Ok, here is what I would do:

Soak the meat in whatever flammable beverage you are planning on.

as for the cheese - yes you can smoke it - just do it at a low temperature (low and slow)

Multiple woods - go for it - I love hickory and mesquite.  Also throwing in some applewood gives a real nice finish,

Experiment and have fun


----------



## bigdaddy3k (Feb 3, 2010)

I cannot find a spec on this box. Just a caution that cheeses are usually smoked in a cold smoker. A separate chamber is used to generate the smoke and the smoke is channeled to a second chamber where the food is kept. The length  of the channel determines how much heat makes it to the second chamber. Smoking cheeses in a regular smoker will get you delicious, smokey, melted cheese.


----------



## BigAL (Apr 13, 2010)

bigdaddy3k said:


> I cannot find a spec on this box. Just a caution that cheeses are usually smoked in a cold smoker. A separate chamber is used to generate the smoke and the smoke is channeled to a second chamber where the food is kept.
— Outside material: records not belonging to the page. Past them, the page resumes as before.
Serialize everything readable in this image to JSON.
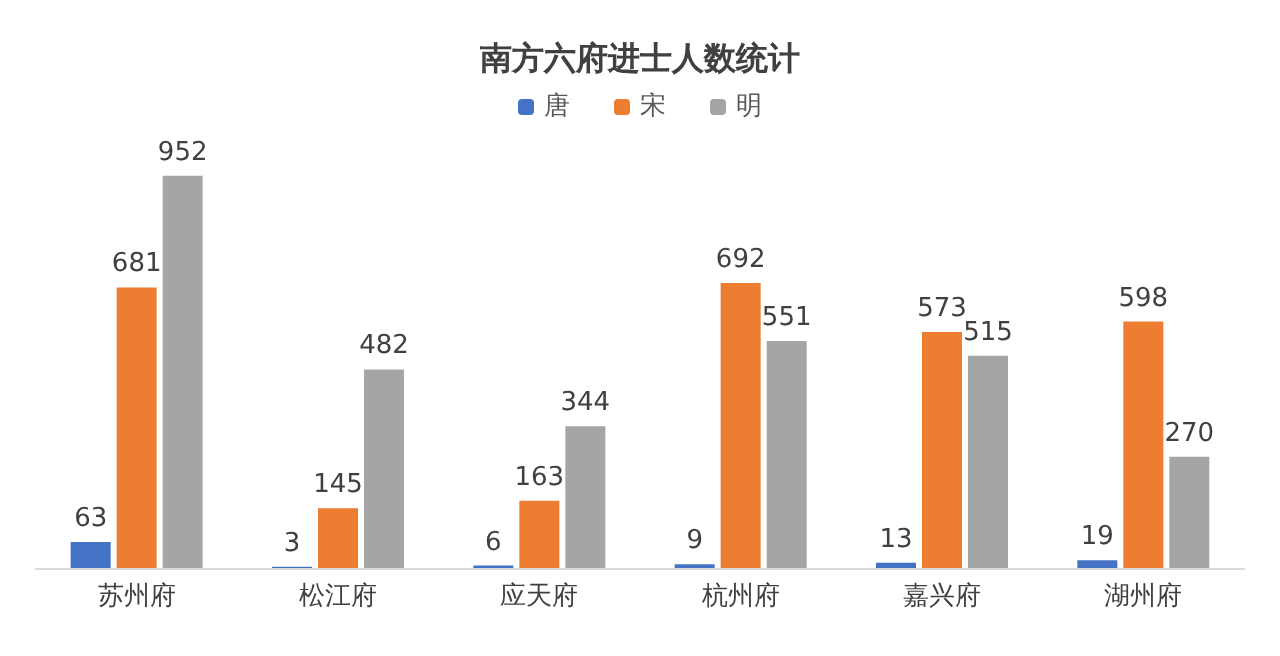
{
  "chart_data": {
    "type": "bar",
    "title": "南方六府进士人数统计",
    "categories": [
      "苏州府",
      "松江府",
      "应天府",
      "杭州府",
      "嘉兴府",
      "湖州府"
    ],
    "series": [
      {
        "name": "唐",
        "color": "#4472c4",
        "values": [
          63,
          3,
          6,
          9,
          13,
          19
        ]
      },
      {
        "name": "宋",
        "color": "#ed7d31",
        "values": [
          681,
          145,
          163,
          692,
          573,
          598
        ]
      },
      {
        "name": "明",
        "color": "#a5a5a5",
        "values": [
          952,
          482,
          344,
          551,
          515,
          270
        ]
      }
    ],
    "data_labels": true,
    "legend": "top"
  }
}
The length of the channel determines how much heat makes it to the second chamber. Smoking cheeses in a regular smoker will get you delicious, smokey, melted cheese.


 
Good point, although some smokers can get low enough that you can add a big tray of ice below the cheese to keep it cool.  What temp is low enough, I don't know.....but nothing wrong w/melted cheese.  Keep crackers nearby.  

Wouldn't be hard to do, smoke something in the smoker and run dryer vent hose from the vent to a cardboard box w/a rack in it.  Just an idea.


----------